- School photos of the brothers
- Location: Morenci, Michigan, U.S.
- Date: November 25, 2010; 15 years ago
- Attack type: Filicide
- Victims: 3
- Perpetrator: John Skelton

= Disappearance of the Skelton brothers =

2010 disappearance of three brothers in Morenci, Michigan, US

The disappearance of the Skelton brothers occurred in Morenci, Michigan, over Thanksgiving weekend in 2010. They were never found. Their father pled guilty to kidnapping. The boys were pronounced dead by a court in March 2025, after which murder charges were filed against the father in November 2025.

==Skelton family==
The boys' parents were John and Tanya Skelton. The boys were Andrew (age 9 in November 2010); Alexander (age 7); and Tanner (age 5).

Prior to the disappearance, the parents were going through a divorce. Both parents lived in Morenci, Michigan, a small community located approximately 75 miles southwest of Detroit.

==Disappearance==
Over Thanksgiving (November 24), the three Skelton brothers stayed with their father as part of a court-ordered vacation. They were last seen in the father's backyard on Thanksgiving Day (November 25).

The boys were reported missing by their mother, Tanya Skelton, on Friday, November 26.

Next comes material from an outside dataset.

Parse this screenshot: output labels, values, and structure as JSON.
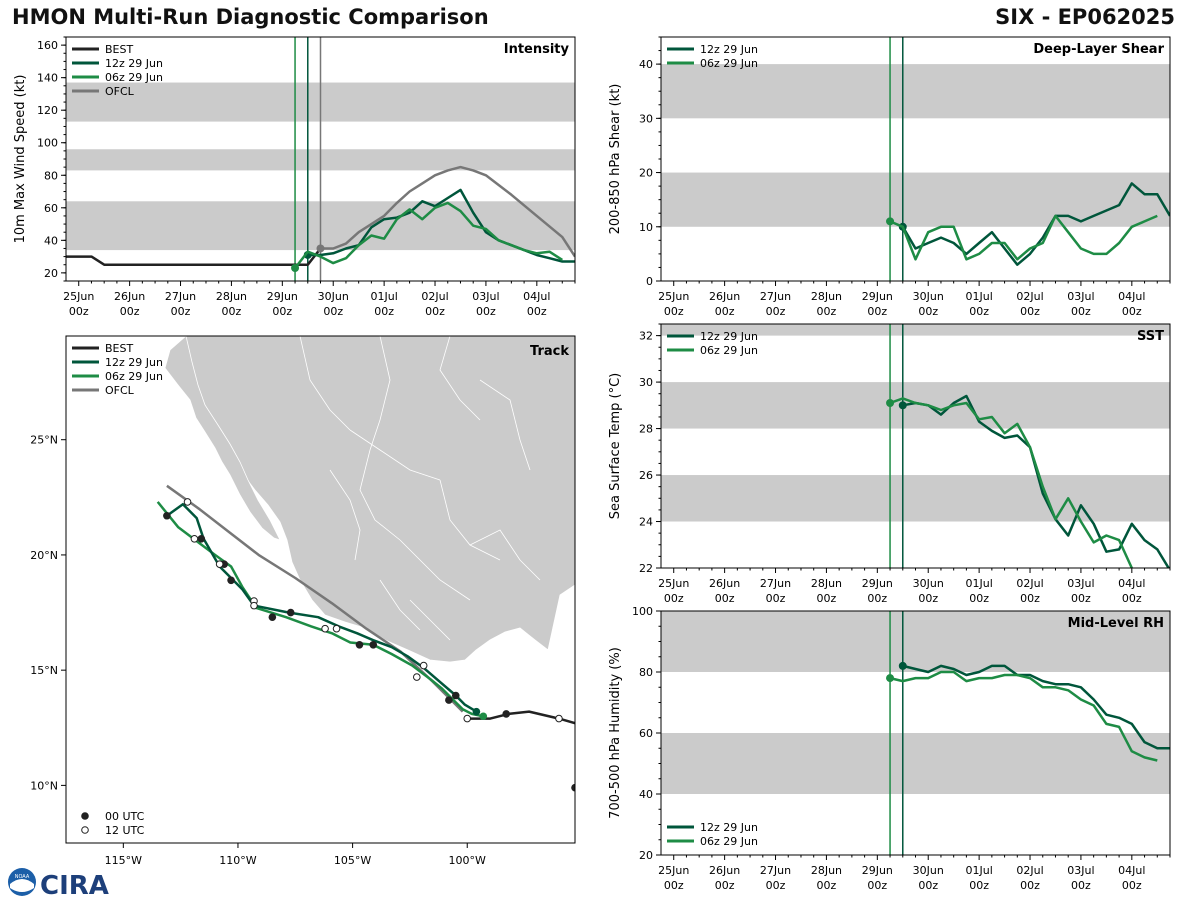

Their father told police initially that he gave the boys to an acquaintance, Joann Taylor, so they would not be home when he committed suicide. He told police that he tried to hang himself on the Friday after Thanksgiving. He subsequently sought treatment at a hospital for mental health issues.

Police learned that the father had driven his blue Dodge Caravan on Thursday or Friday into Ohio along the Ohio Turnpike. In the following days, the community searched fields, farms, and woods along the border between Ohio and Michigan.

Police later determined that there was no Joann Taylor. The father, John Skelton, then changed his story and said he gave the boys to an unidentified organization to protect them from their mother.

==Arrest and conviction for kidnapping==
On November 30, 2010, John Skelton was arrested for kidnapping the boys. He pleaded no contest in July 2011 to unlawful imprisonment, with the proviso that murder charges could be brought later if the boys' bodies were found. He was sentenced to 15 years in prison.

==2025: Boys declared dead and murder charges filed==
The boys were never found, and the father was scheduled for release in November 2025. In March 2025 a Lenawee County court declared the Skelton brothers dead.

In November 2025, with his prison sentence set to expire, John Skelton was charged with murder.